The age of majority was lowered from 21 to 18 in 1973. At 18 we can vote, we can enter into binding contracts, we can live wherever we like, we can travel to the other side of the world, AND we can force BOTH parents to send us a monthly check.
There are just two “conditions” that must be met: 1) our parents don’t reside together and 2) we are enrolled in ANY type of school part-time (10 credit hours per term) maintaining a “C” average. We can extort these payments from mom and dad until age 21 so long as we continue with our basket-weaving classes. We are not even required to declare and work toward obtaining a degree.
For years family law attorneys, recognizing that this Oregon statute tramples the 14th Amendment with mud-covered boots, (or should I say ducks), have speculated over just when a trial judge would be brave enough to officially recognize and comply with the U.S. Constitution, and thereby incur the wrath of the powerful Liberal minority who has long controlled the Oregon Judiciary, the Oregon State Bar and the Oregon Legislature.
Finally, in 1997 an Oregon Circuit Court Judge, Paula Kurshner, (Multnomah County) had the courage to follow the U.S. Constitution when she ruled that “ORS 107.108 permits a child support obligation to be imposed upon one class of citizens . . . while no provisions exists permitting such an obligation to be imposed in like circumstances upon married parents.” In her ruling Judge Kurshner said Dennis Crocker did not have to make “child” support payments because his 18-year-old daughter decided to go to college. His ex-wife, Marianne Groom, appealed this decision to the Court of Appeals who reversed Judge Kurshner’s ruling, stating that there is a “rational basis for a distinction between divorced parents and cohabiting married parents.” Mr. Crocker then appealed to the Oregon Supreme Court.
The Oregon Supreme Court refused to address the issue of constitutionality. In a tortured reasoning process that utilized an obscure statute adopted in 1889, the court came up with an excuse for discriminating against divorced and paternity parents. Neither the father’s attorney nor the mother’s attorney used this antiquated statute, ORS 108.110, as supporting either side of this dispute.
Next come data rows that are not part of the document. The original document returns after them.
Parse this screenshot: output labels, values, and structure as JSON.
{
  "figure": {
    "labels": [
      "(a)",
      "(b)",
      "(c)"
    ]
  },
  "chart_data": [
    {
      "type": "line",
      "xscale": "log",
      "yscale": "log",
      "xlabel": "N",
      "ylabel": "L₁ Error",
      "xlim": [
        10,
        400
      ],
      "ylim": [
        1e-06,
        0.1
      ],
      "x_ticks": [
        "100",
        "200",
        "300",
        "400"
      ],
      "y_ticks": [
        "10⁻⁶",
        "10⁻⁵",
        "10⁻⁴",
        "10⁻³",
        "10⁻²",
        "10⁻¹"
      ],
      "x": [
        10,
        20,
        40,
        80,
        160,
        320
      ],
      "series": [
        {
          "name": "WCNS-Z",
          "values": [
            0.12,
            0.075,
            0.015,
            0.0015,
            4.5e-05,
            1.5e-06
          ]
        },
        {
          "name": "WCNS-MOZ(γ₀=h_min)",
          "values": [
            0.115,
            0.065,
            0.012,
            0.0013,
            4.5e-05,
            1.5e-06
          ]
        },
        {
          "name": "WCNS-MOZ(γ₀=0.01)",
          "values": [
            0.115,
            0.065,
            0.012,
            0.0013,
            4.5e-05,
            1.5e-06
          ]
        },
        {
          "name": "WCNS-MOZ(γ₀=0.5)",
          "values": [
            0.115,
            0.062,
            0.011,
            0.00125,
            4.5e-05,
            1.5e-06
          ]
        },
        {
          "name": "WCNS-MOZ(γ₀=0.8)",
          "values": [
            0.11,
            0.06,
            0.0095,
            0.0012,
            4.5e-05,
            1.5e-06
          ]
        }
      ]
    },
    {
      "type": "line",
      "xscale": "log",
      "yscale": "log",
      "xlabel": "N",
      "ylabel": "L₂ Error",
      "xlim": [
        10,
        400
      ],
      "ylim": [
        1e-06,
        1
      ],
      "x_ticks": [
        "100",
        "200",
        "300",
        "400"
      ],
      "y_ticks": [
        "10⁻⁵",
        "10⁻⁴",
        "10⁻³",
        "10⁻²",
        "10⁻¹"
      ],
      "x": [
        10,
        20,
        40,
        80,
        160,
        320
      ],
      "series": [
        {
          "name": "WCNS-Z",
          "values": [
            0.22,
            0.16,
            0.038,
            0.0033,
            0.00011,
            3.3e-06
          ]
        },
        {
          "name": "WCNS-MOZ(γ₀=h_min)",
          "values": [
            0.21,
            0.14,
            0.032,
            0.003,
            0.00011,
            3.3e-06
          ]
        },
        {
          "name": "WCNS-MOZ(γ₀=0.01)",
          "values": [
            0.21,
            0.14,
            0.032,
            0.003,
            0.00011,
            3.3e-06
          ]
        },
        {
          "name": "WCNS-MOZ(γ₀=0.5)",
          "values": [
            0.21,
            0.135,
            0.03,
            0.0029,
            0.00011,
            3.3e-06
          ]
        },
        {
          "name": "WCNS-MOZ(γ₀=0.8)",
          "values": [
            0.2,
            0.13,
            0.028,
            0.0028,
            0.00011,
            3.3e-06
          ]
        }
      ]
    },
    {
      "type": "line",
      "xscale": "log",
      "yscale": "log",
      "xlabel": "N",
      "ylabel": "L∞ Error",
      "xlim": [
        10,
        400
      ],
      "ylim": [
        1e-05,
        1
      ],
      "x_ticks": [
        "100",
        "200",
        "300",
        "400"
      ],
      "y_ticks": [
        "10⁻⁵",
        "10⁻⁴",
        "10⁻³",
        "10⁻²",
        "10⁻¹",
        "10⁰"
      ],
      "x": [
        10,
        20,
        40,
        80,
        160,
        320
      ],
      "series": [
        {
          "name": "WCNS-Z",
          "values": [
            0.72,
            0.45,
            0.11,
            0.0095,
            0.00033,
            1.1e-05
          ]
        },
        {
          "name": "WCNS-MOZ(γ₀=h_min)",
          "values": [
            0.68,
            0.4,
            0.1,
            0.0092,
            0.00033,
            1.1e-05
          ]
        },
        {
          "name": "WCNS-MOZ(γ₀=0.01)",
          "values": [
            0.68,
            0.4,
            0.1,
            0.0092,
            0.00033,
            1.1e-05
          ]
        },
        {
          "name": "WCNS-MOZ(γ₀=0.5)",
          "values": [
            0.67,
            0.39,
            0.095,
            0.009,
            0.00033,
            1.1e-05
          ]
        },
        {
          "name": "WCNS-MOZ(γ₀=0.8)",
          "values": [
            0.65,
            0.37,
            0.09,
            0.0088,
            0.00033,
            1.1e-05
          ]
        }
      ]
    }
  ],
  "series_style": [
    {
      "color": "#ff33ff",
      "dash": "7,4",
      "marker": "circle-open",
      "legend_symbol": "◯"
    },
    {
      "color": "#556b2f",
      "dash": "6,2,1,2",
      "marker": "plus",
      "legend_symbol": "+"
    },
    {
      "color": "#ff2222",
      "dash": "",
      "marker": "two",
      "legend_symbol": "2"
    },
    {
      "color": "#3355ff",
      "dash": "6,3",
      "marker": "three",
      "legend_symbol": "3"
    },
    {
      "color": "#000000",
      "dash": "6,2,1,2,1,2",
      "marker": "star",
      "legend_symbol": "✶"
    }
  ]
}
However, the Support Enforcement Division and the Oregon Attorney General, in it’s “friend of the court” brief brought up this statute. That was all the court needed to know. They had their marching orders from the State, and they marched all over the U.S. Constitution, not to mention the Oregon Constitution, and a significant number of Oregon’s citizens.
The childless, never-divorced, and/or naive among us might very well ask “Why should Support Enforcement or the Attorney General care whether or not parents must pay ‘child’ support for adult children?” The State of Oregon intercepts the great majority of child support payments paid between mothers and fathers and runs the money through the State’s coffers before sending it to the college student or the custodial parent. While these funds are being held by the State, the State earns interest on it. This interest is not turned over to the parent or college student.